Pogoda. To nie koniec armagedonu. IMGW ostrzega
To jednak nie koniec pogodowego armagedonu. Jak podaje IMGW, w środę ma być przeważnie pochmurno, wystąpi przelotny deszcz.
"Na południu, w centrum i na wschodzie pojawią się burze z gradem, miejscami gwałtowne. Temperatura maksymalna od 23 stopni na zachodzie, Podhalu i Pomorzu, około 28 stopni w centrum, do 33 stopni na wschodzie, nad morzem tylko około 21 stopni" - czytamy w komunikacie.
- W środę upał odpuści na zachodzie, gdzie temperatury wyniosą od 24 do 26 stopni Celsjusza, natomiast we wschodniej części kraju termometry wciąż mogą pokazać nawet 33 stopnie - powiedziała synoptyk IMGW Anna Woźniak.
Dodała, że po burzowym wtorku dojdzie do chwilowego i minimalnego ochłodzenia. Po raz kolejny mogą pojawić się burze. - Najintensywniejsze będą na krańcach wschodnich, tam prognozowane sumy opadów to nadal do 40 mm czy nawet punktowo 50 mm. Przy tych burzach bardziej na zachód opady będą mniejsze: ok. 20-30 mm - poinformowała Woźniak.
IMGW utrzymał ostrzeżenie pierwszego stopnia przed burzami z gradem w pięciu zachodnich powiatach woj. warmińsko-mazurskiego oraz wydłużył tam ostrzeżenie drugiego stopnia o upałach.
Ostrzeżenia burzowe dotyczą następujących powiatów: ełckiego, giżyckiego, gołdapskiego i oleckiego, jeśli chodzi o burze z gradem i upały. W powiecie piskim należy uważać na burze z gradem, a w powiecie węgorzewskim - na upały.
W tych miejscach, gdzie prognozowane są burze, mogą pojawić się opady deszczu do 30 mm, lokalnie do 40 mm oraz porywy wiatru do 90 km/h. Możliwy jest również grad.
Z kolei alert dotyczący upałów przewiduje, że temperatura maksymalna w dzień wyniesie od 29 do 31 st. Celsjusza, a minimalna w nocy od 17 do 19 st. Celsjusza.
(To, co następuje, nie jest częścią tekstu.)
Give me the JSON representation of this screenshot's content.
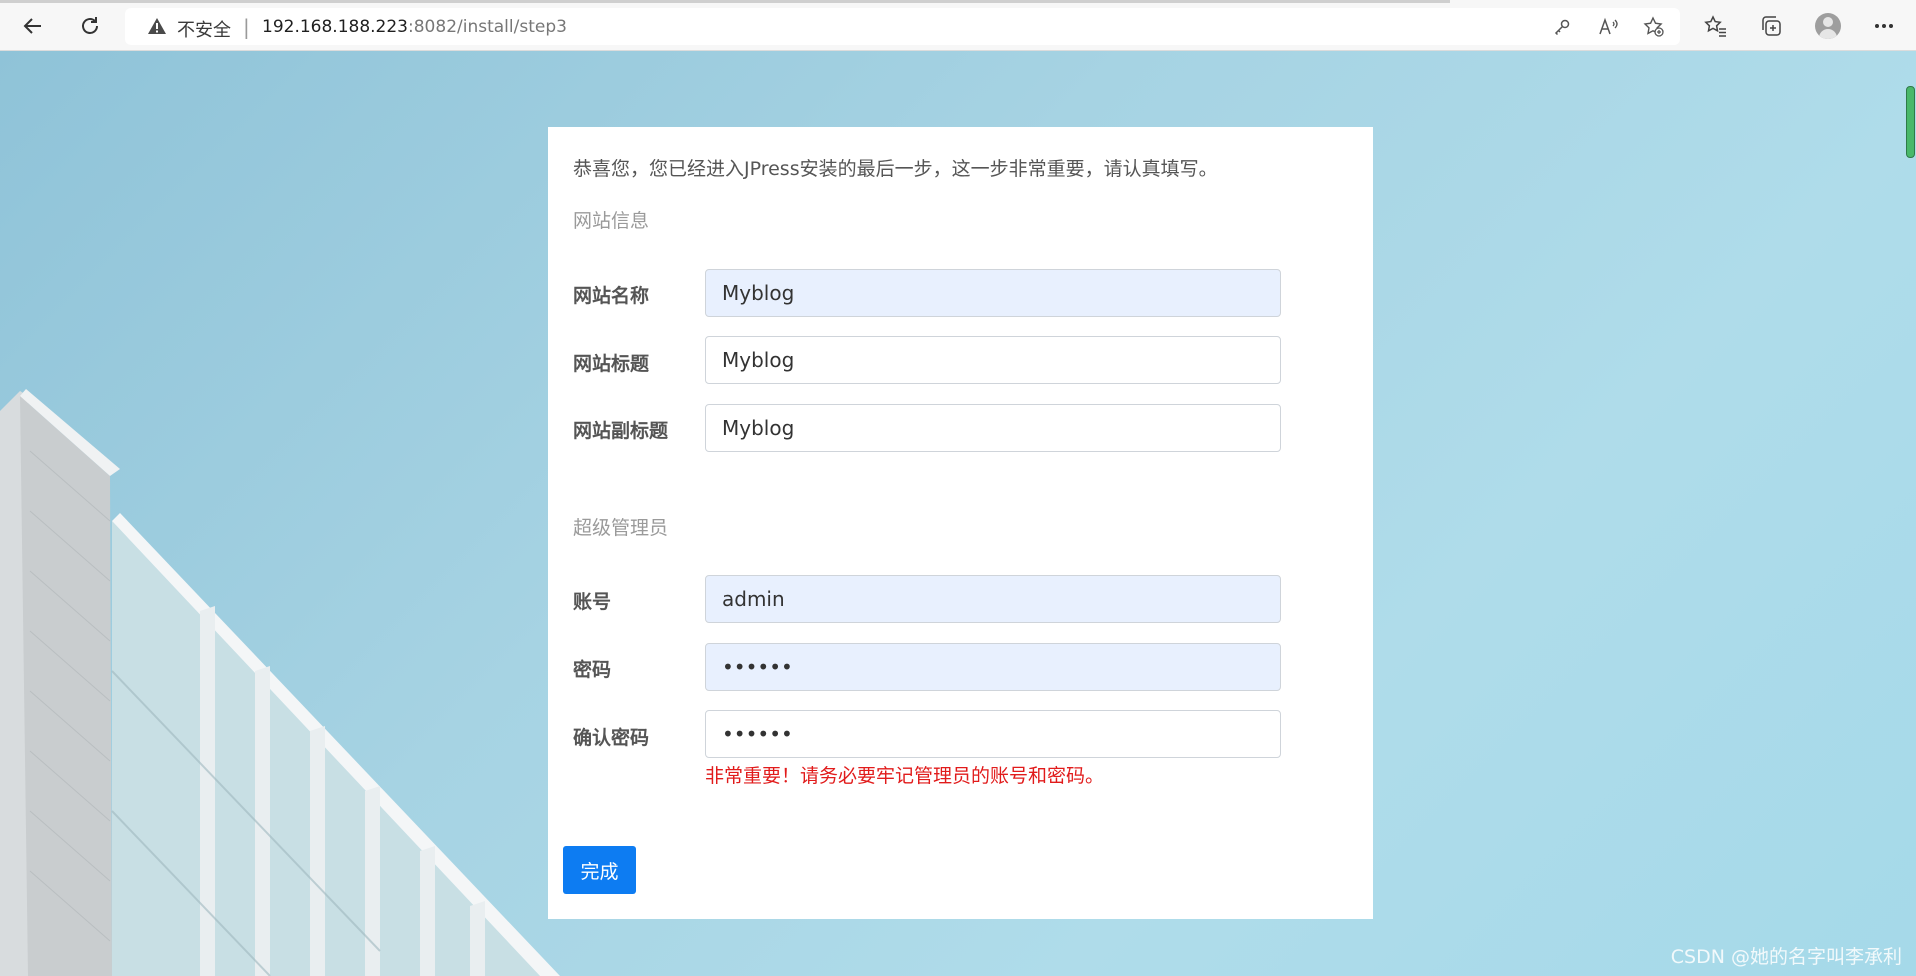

Ostrzeżenie drugiego stopnia o upałach obowiązuje do godz. 20 w środę.
Jeśli chodzi o południe Polski, to w Bieszczadach zapowiada się upalny dzień. - Po południu i wieczorem mogą jednak wystąpić burze - powiedział ratownik dyżurny bieszczadzkiej grupy GOPR Łukasz Derwich. W dolinach, m.in. w Cisnej i w Ustrzykach Górnych, termometry pokazywały 20 stopni. - Nie wolno zapominać o właściwym nakryciu głowy, obuwiu i odpowiedniej ilości napojów - dodał ratownik dyżurny.